(1) Teenagers. — For purposes of the Commission, it shall mean minors from the age of twelve (12) to the age of seventeen (17) or who [are in] the seventh (7th) to the twelfth (12th) grade.
(2) Assessment. — A process whereby the needs of a specific population are identified, as well as the resources available to develop prevention services. It is a fundamental component in objective development, strategy selection, activities and general design of prevention programs.
(3) Grandfather clause. — A provision that allows persons who practice a profession or trade about to be regulated, to continue practicing in an authorized manner. In the case of professions that shall require license renewal, the grandfather clause recognizes the practice of the profession until the next date for renewal.
(4) Client/participant. — A person who seeks, participates in or is referred to prevention services.
(5) Collaboration. — A process that leads to the creation of a shared vision and goals, directed toward addressing conditions and problems beyond the activity of a particular agency or entity. Resources and responsibilities are shared; there is a long-term commitment to manage complex social issues.
(6) Commission. — Refers to the Evaluating Commission for Psychoactive Substance Use Prevention Specialist Certification, created by this chapter.
(7) Competency. — The knowledge in a specific are which renders a person capable to provide intervention and prevention services to individuals, groups, families, and communities.
(8) Consultantship. — The process of clarifying issues or providing information, alternatives or specific recommendations to individuals, organizations, or groups on prevention efforts. This includes providing appropriate technical assistance which will foster an understanding of the design and implementation of prevention efforts and their implications.

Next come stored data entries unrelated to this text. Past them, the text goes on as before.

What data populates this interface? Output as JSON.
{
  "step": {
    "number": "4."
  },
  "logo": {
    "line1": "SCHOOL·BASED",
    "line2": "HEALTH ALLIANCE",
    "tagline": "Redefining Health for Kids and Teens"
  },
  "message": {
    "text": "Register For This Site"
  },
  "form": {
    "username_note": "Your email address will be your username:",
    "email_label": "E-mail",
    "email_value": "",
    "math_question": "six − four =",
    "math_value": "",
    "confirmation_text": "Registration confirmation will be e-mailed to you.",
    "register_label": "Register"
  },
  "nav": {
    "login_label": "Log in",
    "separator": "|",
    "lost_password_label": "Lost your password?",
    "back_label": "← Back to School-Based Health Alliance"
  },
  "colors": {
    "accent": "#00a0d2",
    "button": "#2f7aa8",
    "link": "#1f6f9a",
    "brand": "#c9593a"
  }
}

(9) Prevention strategy. — A scientifically based activity, program, curriculum, or event that is designed and implemented to reduce risk factors and to reinforce protection factors in order to promote healthy and drug-free lifestyles.
(10) Evaluation. — Refers to the implementation of research techniques to gather data as to the effectiveness of the program. It is the process whereby the impact of a program is determined based on results and process indicators.
(11) Protection factors. — Attitudes, behaviors, beliefs, situations, or actions that reinforce the stance against the use of psychoactive substances in a group, organization, individual, or community.
(12) Risk factors. — Attitudes, behaviors, beliefs, situations, or actions that place a group, organization, individual, or community at risk of developing problems with the use of psychoactive substances.
(13) Indicators. — Data that point to the existence of a condition or variable within a system under study.
(14) Young adults. — For purposes of the Commission, it shall be the population constituted by citizens between the age of eighteen (18) and the age of twenty-four (24).
(15) Children. — For purposes of the Commission, it shall be the population constituted by minors in elementary school, from pre-kinder to the sixth grade. They are deemed to be the minors between the age of four (4) and the age of eleven (11).
(16) Prevention. — A process which aims to empower individuals and systems to effectively meet life’s challenges and transitions by creating and reinforcing the conditions which promote healthy lifestyles and behaviors.
(17) Recommended prevention. — A prevention strategy aimed at people who have used or experimented with psychoactive substances and show some kind of sign or symptom associated with the use thereof.
(18) Selective prevention. — A prevention strategy aimed at people at a high risk of beginning to use psychoactive substances.
(19) Universal prevention. — A prevention strategy with a general and broad intervention perspective, aimed at the entire population.
(20) Community-based program. — A service structure that encourages participants to have the greatest degree of autonomy possible and to collaborate with each other in the search and implementation of strategies to prevent or solve problems associated with the substance use that affects them.
(21) Scientifically-based prevention program. — Comprehensive programs based on scientific studies that have proven effective and are aimed at reducing risk factors and reinforcing protection factors.
(22) Psychoactive substance. — A chemical substance that alters the mood, behavior and cognitive processes, its main effects being experienced in the central nervous system.
(23) Volunteers. — People who offer prevention services under the supervision of a certified specialist, without receiving pay or compensation for their services.
History —Sept. 16, 2004, No. 369, § 2, eff. 90 days after Sept. 16, 2004.